At last there was a telegram — I had felt I might not see her again— Coming Monday Rapido 5. Afternoon, and signed with her name. It was sent from Ljubljana — Yugoslavia.

I met the train. It was thrilling, almost miraculous, to see her coming along the platform, a porter behind her with her bags. Some things are only good the first time but seeing her was like the first time. I knew she would say “darling.” I knew she would say, “I adore you.”

The exciting days in Sicily, the festival, had left a glow. At a big reception, among scores of faces, she had seen, directed at her, the brilliant unwavering smile of a young man in a silk foulard, a wide smile, “like a killer’s.” She was wearing a white, beaded dress. Her arms were bare. Fifteen or twenty minutes later she saw him again.

The second barrel, as the lawyers say, was fatal.

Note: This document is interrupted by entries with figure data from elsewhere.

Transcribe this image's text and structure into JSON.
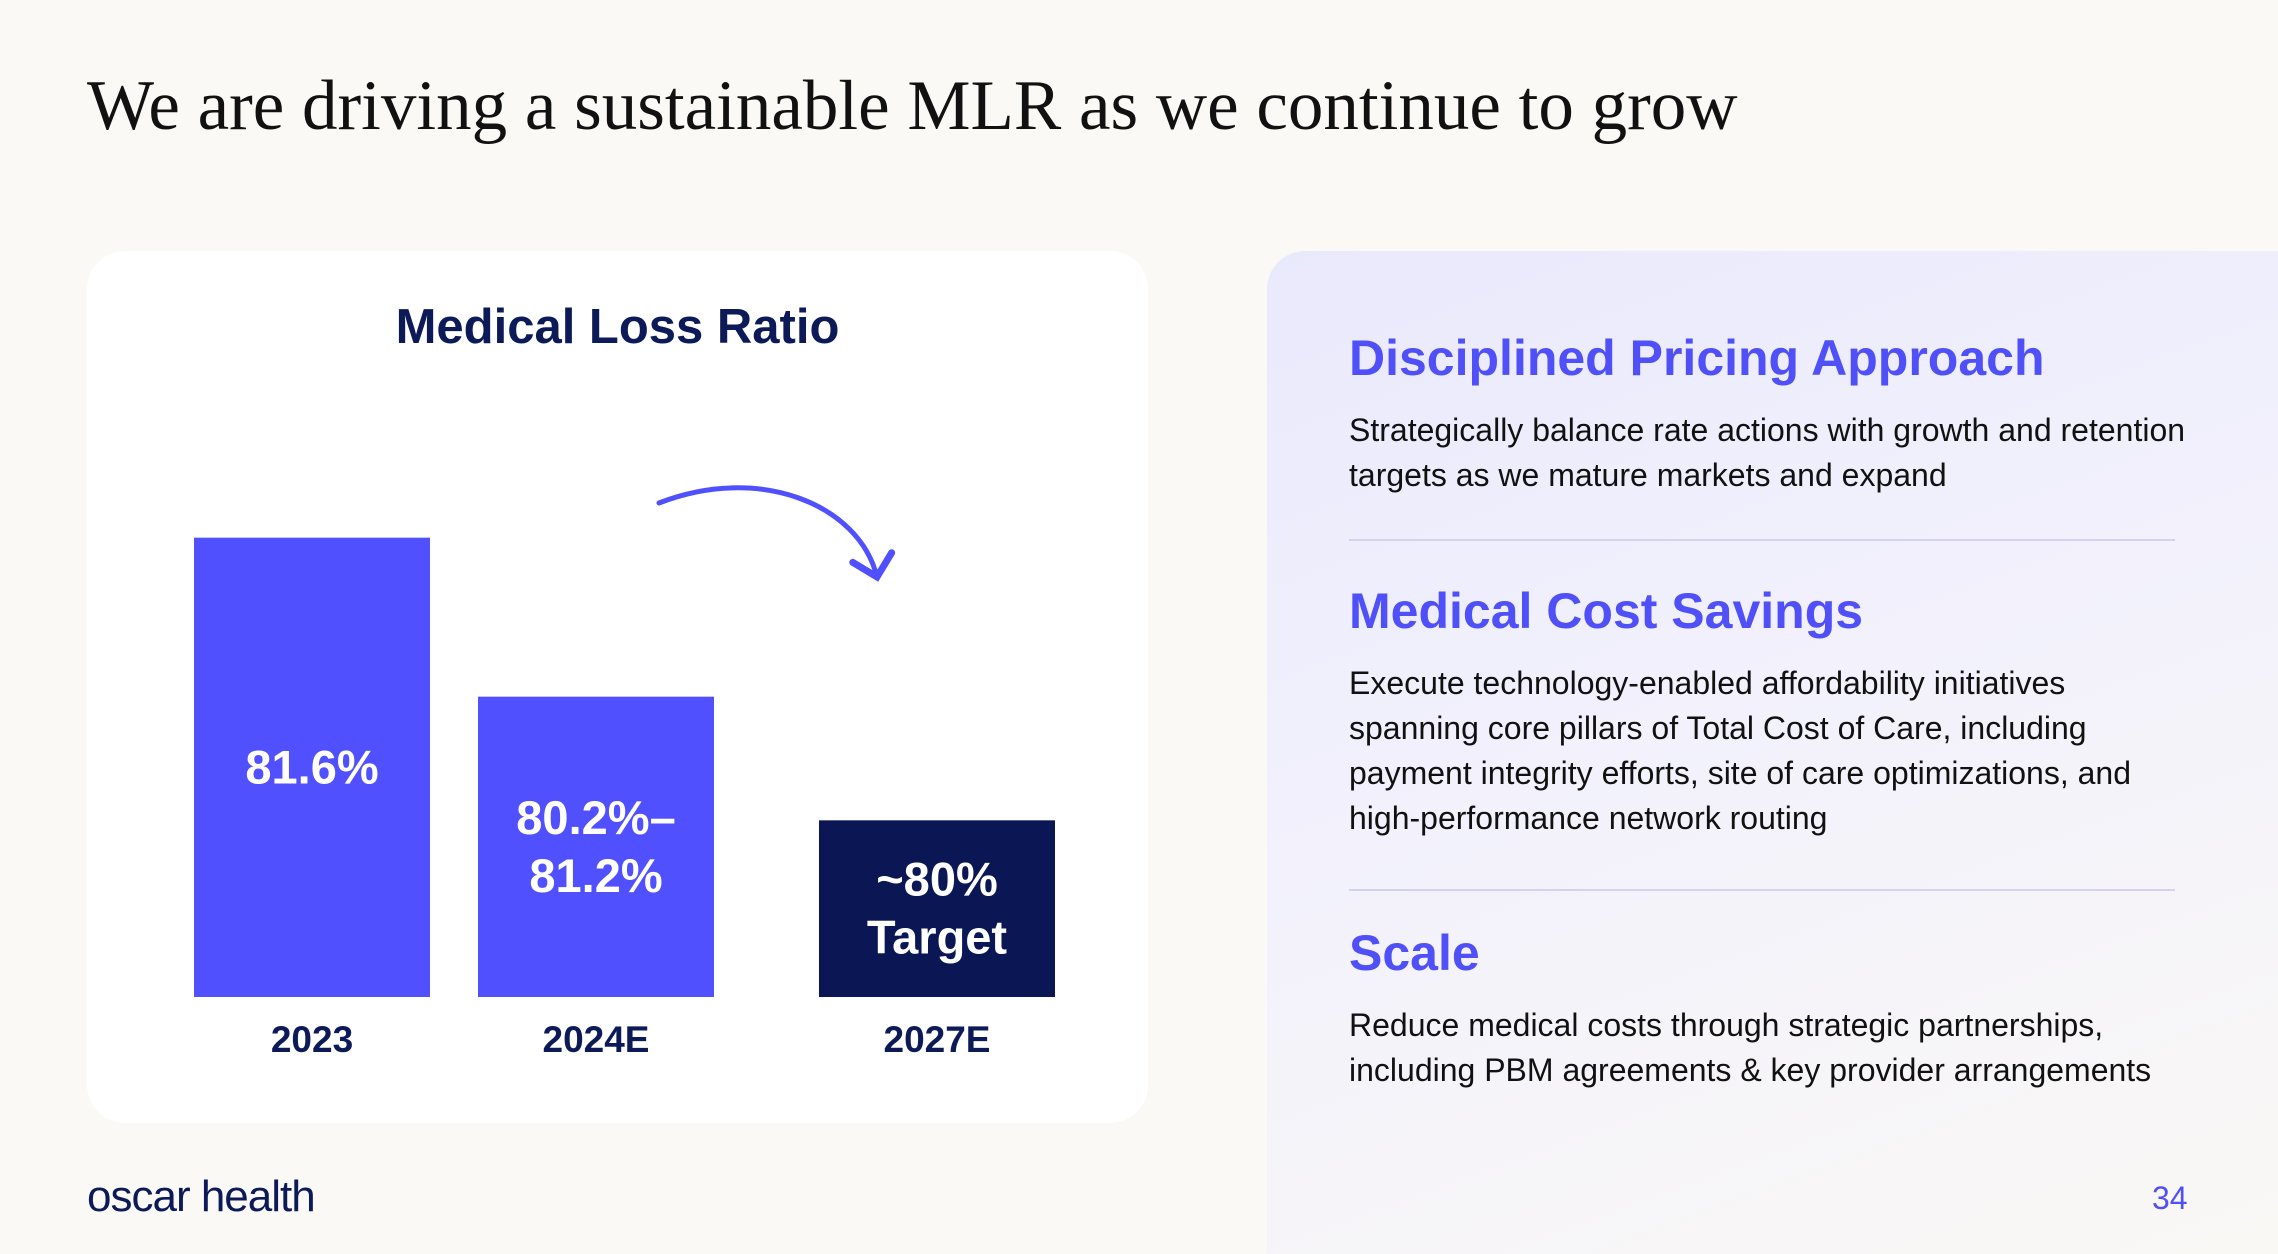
{
  "slide": {
    "title": "We are driving a sustainable MLR as we continue to grow",
    "page_number": "34",
    "logo_text": "oscar health"
  },
  "chart_data": {
    "type": "bar",
    "title": "Medical Loss Ratio",
    "categories": [
      "2023",
      "2024E",
      "2027E"
    ],
    "values": [
      81.6,
      80.7,
      80.0
    ],
    "value_labels": [
      [
        "81.6%"
      ],
      [
        "80.2%–",
        "81.2%"
      ],
      [
        "~80%",
        "Target"
      ]
    ],
    "ylim": [
      79.0,
      82.0
    ],
    "colors": [
      "#5050ff",
      "#5050ff",
      "#0b1654"
    ],
    "annotation": "arrow from 2024E to 2027E"
  },
  "sections": [
    {
      "heading": "Disciplined Pricing Approach",
      "body": "Strategically balance rate actions with growth and retention targets as we mature markets and expand"
    },
    {
      "heading": "Medical Cost Savings",
      "body": "Execute technology-enabled affordability initiatives spanning core pillars of Total Cost of Care, including payment integrity efforts, site of care optimizations, and high-performance network routing"
    },
    {
      "heading": "Scale",
      "body": "Reduce medical costs through strategic partnerships, including PBM agreements & key provider arrangements"
    }
  ],
  "colors": {
    "accent": "#5050f8",
    "navy": "#0c1a57",
    "background": "#faf9f6"
  }
}
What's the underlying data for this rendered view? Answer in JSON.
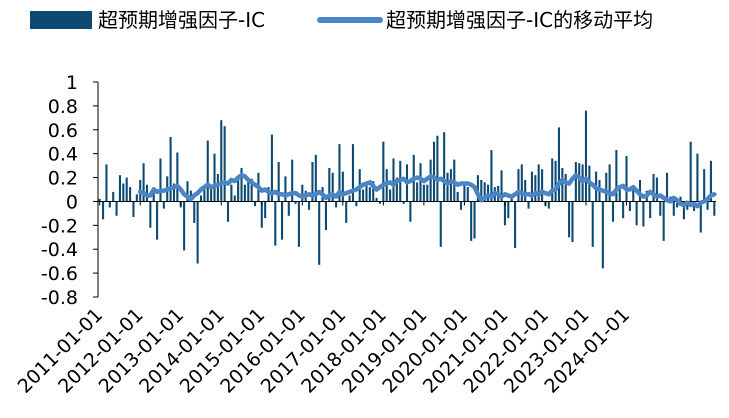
{
  "chart_data": {
    "type": "bar",
    "title": "",
    "xlabel": "",
    "ylabel": "",
    "ylim": [
      -0.8,
      1
    ],
    "yticks": [
      "1",
      "0.8",
      "0.6",
      "0.4",
      "0.2",
      "0",
      "-0.2",
      "-0.4",
      "-0.6",
      "-0.8"
    ],
    "ytick_values": [
      1,
      0.8,
      0.6,
      0.4,
      0.2,
      0,
      -0.2,
      -0.4,
      -0.6,
      -0.8
    ],
    "xticks": [
      "2011-01-01",
      "2012-01-01",
      "2013-01-01",
      "2014-01-01",
      "2015-01-01",
      "2016-01-01",
      "2017-01-01",
      "2018-01-01",
      "2019-01-01",
      "2020-01-01",
      "2021-01-01",
      "2022-01-01",
      "2023-01-01",
      "2024-01-01"
    ],
    "grid": false,
    "legend_position": "top",
    "start": "2011-01",
    "colors": {
      "bar": "#0d4a72",
      "line": "#4a86c6"
    },
    "series": [
      {
        "name": "超预期增强因子-IC",
        "type": "bar",
        "values": [
          0.02,
          -0.15,
          0.31,
          -0.05,
          0.08,
          -0.12,
          0.22,
          0.15,
          0.2,
          0.12,
          -0.13,
          0.06,
          0.18,
          0.32,
          0.14,
          -0.22,
          0.12,
          -0.32,
          0.36,
          -0.06,
          0.21,
          0.54,
          0.15,
          0.41,
          -0.05,
          -0.41,
          0.17,
          0.09,
          -0.18,
          -0.52,
          0.05,
          0.1,
          0.51,
          0.12,
          0.4,
          0.23,
          0.68,
          0.63,
          -0.17,
          0.14,
          0.05,
          0.21,
          0.28,
          0.14,
          0.18,
          0.19,
          -0.04,
          0.24,
          -0.22,
          -0.14,
          0.12,
          0.56,
          -0.37,
          0.33,
          -0.32,
          0.21,
          -0.12,
          0.35,
          -0.02,
          -0.38,
          0.14,
          0.09,
          -0.07,
          0.33,
          0.39,
          -0.53,
          0.12,
          -0.24,
          0.28,
          0.24,
          -0.05,
          0.48,
          0.25,
          -0.18,
          0.05,
          0.48,
          -0.04,
          0.27,
          0.1,
          0.16,
          0.12,
          0.17,
          0.03,
          -0.02,
          0.5,
          0.27,
          0.1,
          0.36,
          0.2,
          0.34,
          -0.02,
          0.31,
          -0.17,
          0.39,
          0.16,
          0.32,
          0.14,
          0.14,
          0.35,
          0.5,
          0.55,
          -0.38,
          0.58,
          0.24,
          0.27,
          0.35,
          0.08,
          -0.07,
          0.14,
          0.12,
          -0.33,
          -0.31,
          0.22,
          0.18,
          0.16,
          0.14,
          0.43,
          0.12,
          0.13,
          0.26,
          -0.2,
          -0.14,
          0.05,
          -0.39,
          0.27,
          0.31,
          0.18,
          -0.06,
          0.25,
          0.22,
          0.31,
          0.27,
          -0.04,
          -0.06,
          0.36,
          0.34,
          0.62,
          0.28,
          0.23,
          -0.3,
          -0.34,
          0.33,
          0.32,
          0.31,
          0.76,
          0.3,
          -0.38,
          0.25,
          0.18,
          -0.56,
          0.24,
          0.31,
          -0.17,
          0.43,
          0.12,
          -0.14,
          0.38,
          -0.08,
          0.11,
          -0.2,
          0.18,
          -0.21,
          0.09,
          -0.14,
          0.23,
          0.2,
          -0.12,
          -0.33,
          0.24,
          0.04,
          -0.12,
          -0.05,
          0.04,
          -0.15,
          -0.07,
          0.5,
          -0.08,
          0.4,
          -0.26,
          0.27,
          -0.07,
          0.34,
          -0.12
        ]
      },
      {
        "name": "超预期增强因子-IC的移动平均",
        "type": "line",
        "values": [
          null,
          null,
          null,
          null,
          null,
          null,
          null,
          null,
          null,
          null,
          null,
          null,
          0.08,
          0.07,
          0.05,
          0.05,
          0.1,
          0.08,
          0.09,
          0.09,
          0.1,
          0.11,
          0.12,
          0.13,
          0.1,
          0.06,
          0.04,
          0.02,
          0.05,
          0.07,
          0.1,
          0.12,
          0.14,
          0.12,
          0.13,
          0.14,
          0.15,
          0.16,
          0.15,
          0.18,
          0.17,
          0.2,
          0.22,
          0.21,
          0.18,
          0.16,
          0.14,
          0.12,
          0.09,
          0.1,
          0.08,
          0.07,
          0.08,
          0.06,
          0.06,
          0.05,
          0.06,
          0.07,
          0.07,
          0.05,
          0.04,
          0.05,
          0.06,
          0.05,
          0.06,
          0.08,
          0.06,
          0.03,
          0.05,
          0.06,
          0.04,
          0.08,
          0.06,
          0.07,
          0.08,
          0.09,
          0.1,
          0.12,
          0.14,
          0.15,
          0.16,
          0.13,
          0.1,
          0.12,
          0.14,
          0.15,
          0.16,
          0.14,
          0.17,
          0.18,
          0.19,
          0.16,
          0.17,
          0.19,
          0.2,
          0.19,
          0.17,
          0.19,
          0.21,
          0.2,
          0.18,
          0.19,
          0.17,
          0.15,
          0.17,
          0.16,
          0.14,
          0.15,
          0.15,
          0.15,
          0.14,
          0.12,
          0.06,
          0.01,
          0.03,
          0.05,
          0.04,
          0.07,
          0.06,
          0.04,
          0.06,
          0.05,
          0.04,
          0.06,
          0.08,
          0.07,
          0.06,
          0.06,
          0.05,
          0.07,
          0.06,
          0.08,
          0.07,
          0.06,
          0.09,
          0.1,
          0.15,
          0.18,
          0.16,
          0.15,
          0.19,
          0.22,
          0.2,
          0.17,
          0.19,
          0.16,
          0.14,
          0.11,
          0.1,
          0.09,
          0.08,
          0.07,
          0.06,
          0.1,
          0.12,
          0.13,
          0.1,
          0.1,
          0.12,
          0.09,
          0.06,
          0.04,
          0.05,
          0.08,
          0.06,
          0.04,
          0.05,
          0.03,
          0.01,
          0.0,
          0.03,
          0.01,
          -0.02,
          -0.03,
          -0.01,
          -0.03,
          -0.02,
          -0.04,
          -0.01,
          0.0,
          0.02,
          0.05,
          0.06
        ]
      }
    ]
  }
}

She said only, “Let’s leave.” Without a word he offered her his arm.

He had a beautiful car. The steering wheel was made of gleaming wood. They went somewhere but found it closed. That was enough. “Let’s go to bed,” she said. He said simply, “Yes.”

At the hotel the portiere would not let him go up to her room, “Non, non, signorina,” he said. She began to make a scene. She was going to another hotel, she threatened loudly. Finally the portiere asked, “Where is he?” and allowed them to go up. Thirty minutes later he was ringing the room, to no avail.

I listened with some unhappiness but without anger. They say you should not tell these things to the other person, but in this case it meant little, faithfulness was not what I expected.

“You’ll get to the top,” I told her almost reluctantly, “but you shouldn’t …”

“What?”

“Nothing,” I said. “I’ll tell you later.”

“If I don’t become too much of a whore,” she said.